Clinton gets tough on Bush

Published July 29, 2002

WASHINGTON: Former president Bill Clinton has chastized the Bush administration for suggesting he bears part of the blame for the corporate accounting scandals and said President Bush made a mistake with his first-year Middle East policy.

Clinton, who made the remarks to WJLA-TV Channel 7 as he left a memorial service in Washington on Friday, breached the tradition recent presidents have maintained of refraining from criticizing their successors.

Bush administration officials have suggested that corporate practices got out of hand under the Clinton administration’s Securities and Exchange Commission.

“These people ran on responsibility, but as soon as you scratch them, they go straight to blame,” Clinton said. “Now, you know, I didn’t blame his father for Somalia when we had that awful day memorialized in “Black Hawk Down.’ I didn’t do that. And I think that’s not a real mark of leadership, and it’s the wrong thing to do.”

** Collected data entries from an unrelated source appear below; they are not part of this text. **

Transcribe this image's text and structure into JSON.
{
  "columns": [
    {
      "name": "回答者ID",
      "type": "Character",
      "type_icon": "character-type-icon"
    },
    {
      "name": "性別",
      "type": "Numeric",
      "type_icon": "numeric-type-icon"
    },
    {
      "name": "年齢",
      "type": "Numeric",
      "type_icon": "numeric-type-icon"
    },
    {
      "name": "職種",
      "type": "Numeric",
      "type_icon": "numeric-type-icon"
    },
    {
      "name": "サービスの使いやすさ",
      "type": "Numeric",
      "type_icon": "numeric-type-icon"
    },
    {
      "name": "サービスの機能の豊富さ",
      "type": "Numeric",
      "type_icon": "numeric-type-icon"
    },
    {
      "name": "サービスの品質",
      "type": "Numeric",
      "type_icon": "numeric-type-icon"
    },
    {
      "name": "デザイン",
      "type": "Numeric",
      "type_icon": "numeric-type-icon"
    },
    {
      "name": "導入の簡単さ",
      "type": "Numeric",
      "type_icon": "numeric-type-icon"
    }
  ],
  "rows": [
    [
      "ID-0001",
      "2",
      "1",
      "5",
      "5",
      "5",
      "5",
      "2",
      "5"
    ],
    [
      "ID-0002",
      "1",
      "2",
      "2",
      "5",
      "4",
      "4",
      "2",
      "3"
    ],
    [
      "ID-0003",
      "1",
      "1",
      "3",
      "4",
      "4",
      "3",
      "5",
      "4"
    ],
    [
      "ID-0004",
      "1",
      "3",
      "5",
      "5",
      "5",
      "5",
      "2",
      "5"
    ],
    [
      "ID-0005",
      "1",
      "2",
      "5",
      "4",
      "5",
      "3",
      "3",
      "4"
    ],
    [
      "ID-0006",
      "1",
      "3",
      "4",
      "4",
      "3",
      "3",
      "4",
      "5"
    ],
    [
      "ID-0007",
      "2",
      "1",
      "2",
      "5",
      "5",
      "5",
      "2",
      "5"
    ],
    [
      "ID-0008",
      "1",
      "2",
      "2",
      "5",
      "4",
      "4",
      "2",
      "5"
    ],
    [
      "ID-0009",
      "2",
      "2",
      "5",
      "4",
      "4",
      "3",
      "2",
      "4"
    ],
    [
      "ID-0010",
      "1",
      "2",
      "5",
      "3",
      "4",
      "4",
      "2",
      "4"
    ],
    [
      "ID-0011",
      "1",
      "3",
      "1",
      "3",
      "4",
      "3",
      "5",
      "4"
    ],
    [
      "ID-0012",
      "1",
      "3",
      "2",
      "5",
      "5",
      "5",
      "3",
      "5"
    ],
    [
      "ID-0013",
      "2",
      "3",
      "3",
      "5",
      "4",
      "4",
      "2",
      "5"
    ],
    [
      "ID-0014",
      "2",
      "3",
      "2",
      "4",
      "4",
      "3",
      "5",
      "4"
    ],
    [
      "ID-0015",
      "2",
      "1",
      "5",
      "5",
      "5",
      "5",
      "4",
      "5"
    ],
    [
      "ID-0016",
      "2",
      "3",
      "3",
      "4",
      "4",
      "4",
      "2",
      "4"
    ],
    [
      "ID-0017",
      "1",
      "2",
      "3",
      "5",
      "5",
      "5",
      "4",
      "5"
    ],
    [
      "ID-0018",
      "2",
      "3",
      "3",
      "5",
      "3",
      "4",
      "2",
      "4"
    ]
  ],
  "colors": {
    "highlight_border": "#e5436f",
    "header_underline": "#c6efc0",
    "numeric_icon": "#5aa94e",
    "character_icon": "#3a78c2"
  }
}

The book and film ‘Black Hawk Down’ tell the story of a deadly 1993 attack on US special forces, which had been sent to the famine-ravaged East African country by President George H.W. Bush to safeguard the delivery of food.

A White House official called the remarks “surprising.” Jim Dyke, press secretary of the Republican National Committee, said they were “a typical Clinton response: Attack and politicize.”

When asked if Clinton had contributed to the corporate excesses of the 1990s, Bush said, “No.”

When asked about his SEC chairman, Bush said, “I think Harvey Pitt was put in place to clean up a mess.” Bush’s aides often point out that most of the corporate malfeasance uncovered so far occurred on Clinton’s watch. —Dawn/The Washington Post News Service.